Música: OneRepublic ft Logic - Start Again


**

A primeira coisa que faço quando entro no prédio é pedir a Julius que ligue ao serralheiro para me trocar a fechadura da porta. Infelizmente, é de madrugada e terei de esperar até amanhã.

— Vou dormir num hotel. Quanto trocarem, liga-me.

― Mikael, sinto-me na obrigação de perguntar se está tudo bem.

Sorrio-lhe. ― Está tudo ótimo. Mas a Victoria está proibida de subir para a minha casa.

― As coisas entre vocês...

― Acabaram, Julius.

Ele assente e eu volto a sair do prédio.

É um sentimento de solidão que não desejo a ninguém. Sair à rua e não saber para onde ir, a quem ligar... É tão estúpido sujeitar-me a isto, quando tenho a minha casa à minha espera.

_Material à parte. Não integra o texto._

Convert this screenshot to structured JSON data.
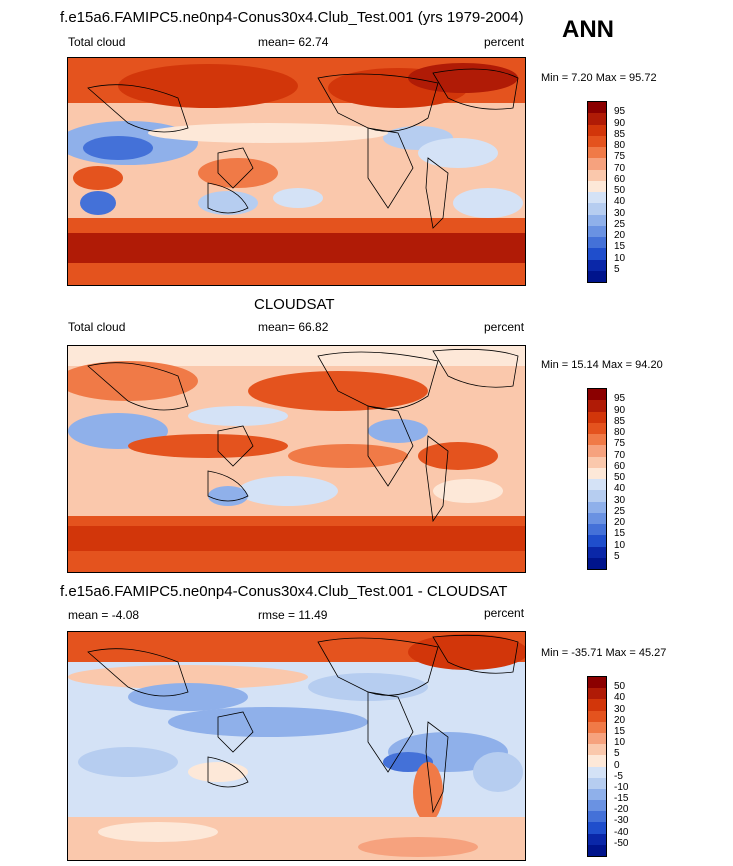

Sei que Victoria não se iria humilhar e aparecer aqui, mas prefiro jogar pelo seguro e ser a única pessoa a ter acesso à minha casa.

Ao fundo da rua entro numa gelataria. Nunca tinha percebido a sua existência, apesar de bem evidenciada com uma fachada colorida e paredes em vidro.

Entro em silêncio e caminho para o fundo, deslizando o meu corpo no banco de canto.

― Boa noite, meu querido. Já sabe o que vai querer?

Olho para a mulher mais velha que me olha com uma expressão serena, mas feliz.

― Não. Desculpe, não olhei o menu.

― É a primeira vez que aqui vem?

― É.

― Posso sugerir um batido de gelado de caramelo com banana e bolacha, ou prefere um batido de gelado de lima com hortelã e topping de chocolate? Doce, ou amargo?

Deixo escapar um sorriso.

― Doce. Para amargo já chega a minha vida.

O ligeiro sorriso que nunca tinha abandonado o seu rosto desvanece.

― Doce será.

Deixo a minha mente entrar naquele loop depressivo e só saio quando ela coloca um copo alto com o batido e uma palhinha verde.

― Obrigado.

― Mora aqui perto?

Balanço a cabeça afirmativamente.

― No cimo da rua.

― E nunca aqui veio?! ― Pergunta incrédula.

― A minha vida costuma ser muito corrida, passo a maior parte do dia no centro da cidade.

― Então, o que aconteceu hoje para que a sua vida nos tivesse colocado no seu caminho quase às duas da manhã?

— É assim tão tarde? — Pergunto perdido. — Vai fechar?

Ela sorri. — Não temos hora para fechar e está com cara de quem precisa dos nossos batidos.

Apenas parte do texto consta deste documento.